As the plant grows, the younger tillers push the older tillers further and further away from the central axis of the plant. At each node in their older tillers, new tillers branch out growing skyward. The parent tiller becomes more and more horizontal and its secondary tillers weigh it down further and further bringing it almost parallel to the ground. From each of the older nodes within these tillers, we see secondary roots being pushed into the ground to bring in the good stuff to grow the plant. Essentially, the older nodes in the senior tillers become a secondary collars !
I have seen this in Barnyard, Proso and Browntop millets and given their taxonomy I would expect that Foxtail, Little millets would have a similar behaviour too. While, I suspect that Kodo and Finger millets would be exceptions to this characteristic, I would be more than glad if I am proven wrong !
Millets are amazing. Most people would have seen sorghum and pearl millet in the fields growing to more than 8′ in height, and among traditional varieties, 10′ is totally the norm. Some might have noticed how these amazing plants put secondary roots from their collar nodes to support themselves as they grow.

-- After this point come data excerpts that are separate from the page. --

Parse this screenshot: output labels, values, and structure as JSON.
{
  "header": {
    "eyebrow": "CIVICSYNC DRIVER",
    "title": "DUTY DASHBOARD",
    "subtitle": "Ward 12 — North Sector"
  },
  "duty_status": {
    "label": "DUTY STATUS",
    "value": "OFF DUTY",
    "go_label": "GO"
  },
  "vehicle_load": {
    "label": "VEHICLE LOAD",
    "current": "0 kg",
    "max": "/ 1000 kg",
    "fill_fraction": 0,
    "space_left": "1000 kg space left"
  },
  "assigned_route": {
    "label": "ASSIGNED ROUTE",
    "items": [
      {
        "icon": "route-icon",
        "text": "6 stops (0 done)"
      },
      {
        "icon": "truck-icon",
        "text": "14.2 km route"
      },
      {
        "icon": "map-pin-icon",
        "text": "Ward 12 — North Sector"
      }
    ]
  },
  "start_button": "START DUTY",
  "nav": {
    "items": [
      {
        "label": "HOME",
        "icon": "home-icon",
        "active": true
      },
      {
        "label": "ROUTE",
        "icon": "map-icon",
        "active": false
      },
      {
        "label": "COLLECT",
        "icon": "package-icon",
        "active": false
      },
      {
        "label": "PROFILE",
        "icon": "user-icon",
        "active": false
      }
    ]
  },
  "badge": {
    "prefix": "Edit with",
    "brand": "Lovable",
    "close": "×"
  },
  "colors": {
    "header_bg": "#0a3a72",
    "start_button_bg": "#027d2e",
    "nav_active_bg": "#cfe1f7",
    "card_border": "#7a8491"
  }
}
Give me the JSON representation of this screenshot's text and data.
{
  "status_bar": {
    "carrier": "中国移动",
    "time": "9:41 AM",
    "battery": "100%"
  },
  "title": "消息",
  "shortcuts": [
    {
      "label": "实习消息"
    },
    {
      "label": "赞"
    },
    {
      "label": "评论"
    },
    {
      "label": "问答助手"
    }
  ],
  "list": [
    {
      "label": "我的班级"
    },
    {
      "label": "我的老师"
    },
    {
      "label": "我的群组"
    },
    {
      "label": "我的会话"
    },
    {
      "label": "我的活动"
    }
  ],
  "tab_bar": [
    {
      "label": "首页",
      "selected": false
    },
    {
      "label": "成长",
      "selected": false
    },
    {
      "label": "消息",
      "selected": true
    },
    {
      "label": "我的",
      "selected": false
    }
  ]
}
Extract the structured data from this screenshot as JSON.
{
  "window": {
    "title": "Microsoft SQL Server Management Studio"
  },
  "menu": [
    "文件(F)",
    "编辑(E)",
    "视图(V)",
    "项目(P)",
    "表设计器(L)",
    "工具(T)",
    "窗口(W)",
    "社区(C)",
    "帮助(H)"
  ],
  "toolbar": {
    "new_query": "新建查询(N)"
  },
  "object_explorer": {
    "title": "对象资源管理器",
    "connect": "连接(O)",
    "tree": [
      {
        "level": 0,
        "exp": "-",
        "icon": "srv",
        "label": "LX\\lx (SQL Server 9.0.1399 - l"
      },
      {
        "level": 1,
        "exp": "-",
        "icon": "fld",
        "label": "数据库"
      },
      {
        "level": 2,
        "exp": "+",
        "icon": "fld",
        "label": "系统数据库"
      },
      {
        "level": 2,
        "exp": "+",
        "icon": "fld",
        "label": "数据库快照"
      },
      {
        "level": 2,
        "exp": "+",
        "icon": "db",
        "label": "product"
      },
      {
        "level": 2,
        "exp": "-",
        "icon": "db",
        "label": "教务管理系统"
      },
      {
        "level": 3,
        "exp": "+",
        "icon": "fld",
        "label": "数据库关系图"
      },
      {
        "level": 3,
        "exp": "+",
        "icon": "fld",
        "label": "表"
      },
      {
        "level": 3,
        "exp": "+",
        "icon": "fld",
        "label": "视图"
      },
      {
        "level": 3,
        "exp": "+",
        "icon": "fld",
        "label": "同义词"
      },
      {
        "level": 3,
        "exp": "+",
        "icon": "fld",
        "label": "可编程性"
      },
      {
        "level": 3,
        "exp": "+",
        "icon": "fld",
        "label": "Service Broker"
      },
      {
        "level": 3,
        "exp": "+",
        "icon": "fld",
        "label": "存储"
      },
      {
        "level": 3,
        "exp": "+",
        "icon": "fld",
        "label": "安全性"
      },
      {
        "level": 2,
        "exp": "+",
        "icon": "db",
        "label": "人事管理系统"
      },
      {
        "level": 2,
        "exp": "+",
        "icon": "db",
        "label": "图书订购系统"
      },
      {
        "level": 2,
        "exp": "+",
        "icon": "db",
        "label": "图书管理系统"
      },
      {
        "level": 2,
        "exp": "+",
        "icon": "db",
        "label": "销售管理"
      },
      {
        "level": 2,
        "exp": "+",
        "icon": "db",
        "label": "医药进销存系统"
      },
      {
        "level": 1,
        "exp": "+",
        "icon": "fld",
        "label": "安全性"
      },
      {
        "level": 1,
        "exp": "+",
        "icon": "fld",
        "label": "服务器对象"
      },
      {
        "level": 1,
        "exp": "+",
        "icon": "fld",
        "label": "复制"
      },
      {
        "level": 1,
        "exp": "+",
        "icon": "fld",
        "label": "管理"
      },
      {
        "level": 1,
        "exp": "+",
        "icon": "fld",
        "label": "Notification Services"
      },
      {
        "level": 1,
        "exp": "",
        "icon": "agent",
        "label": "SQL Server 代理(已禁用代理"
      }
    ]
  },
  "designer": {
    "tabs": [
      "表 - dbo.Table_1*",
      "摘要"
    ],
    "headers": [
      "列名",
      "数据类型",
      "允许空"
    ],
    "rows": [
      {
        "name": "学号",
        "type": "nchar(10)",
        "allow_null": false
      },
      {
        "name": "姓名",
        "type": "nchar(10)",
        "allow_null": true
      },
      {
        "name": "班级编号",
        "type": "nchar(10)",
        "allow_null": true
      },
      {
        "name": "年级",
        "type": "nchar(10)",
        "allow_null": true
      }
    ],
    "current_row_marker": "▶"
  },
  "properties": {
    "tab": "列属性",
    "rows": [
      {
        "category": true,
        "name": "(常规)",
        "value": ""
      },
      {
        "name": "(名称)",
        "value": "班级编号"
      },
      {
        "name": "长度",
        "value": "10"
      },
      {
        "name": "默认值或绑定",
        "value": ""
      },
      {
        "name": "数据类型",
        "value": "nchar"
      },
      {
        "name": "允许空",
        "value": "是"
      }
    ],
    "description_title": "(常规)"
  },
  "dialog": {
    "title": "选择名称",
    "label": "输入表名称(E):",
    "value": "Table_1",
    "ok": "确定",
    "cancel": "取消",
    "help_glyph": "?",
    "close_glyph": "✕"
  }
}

On reaching reproductive stage, the grain filled panicle at the apex of the plant can easily weigh about 300 gms. So, one can approximate the plant to a cylinder with about 2″ to 3″ diameter and a height of 120″, held at one end, with a 300 gm weight at the free end. So its not really surprising that purely from a physical dynamics perspective they put down secondary roots from not just one, or two but even three nodes as seen in this image below. I am sure I am not alone in seeing the many beautiful math and physics concepts that one can explain, demonstrate and possible experiment with in this amazing natural wonder.
And then there is the physiology of the structures. More on that in a later post.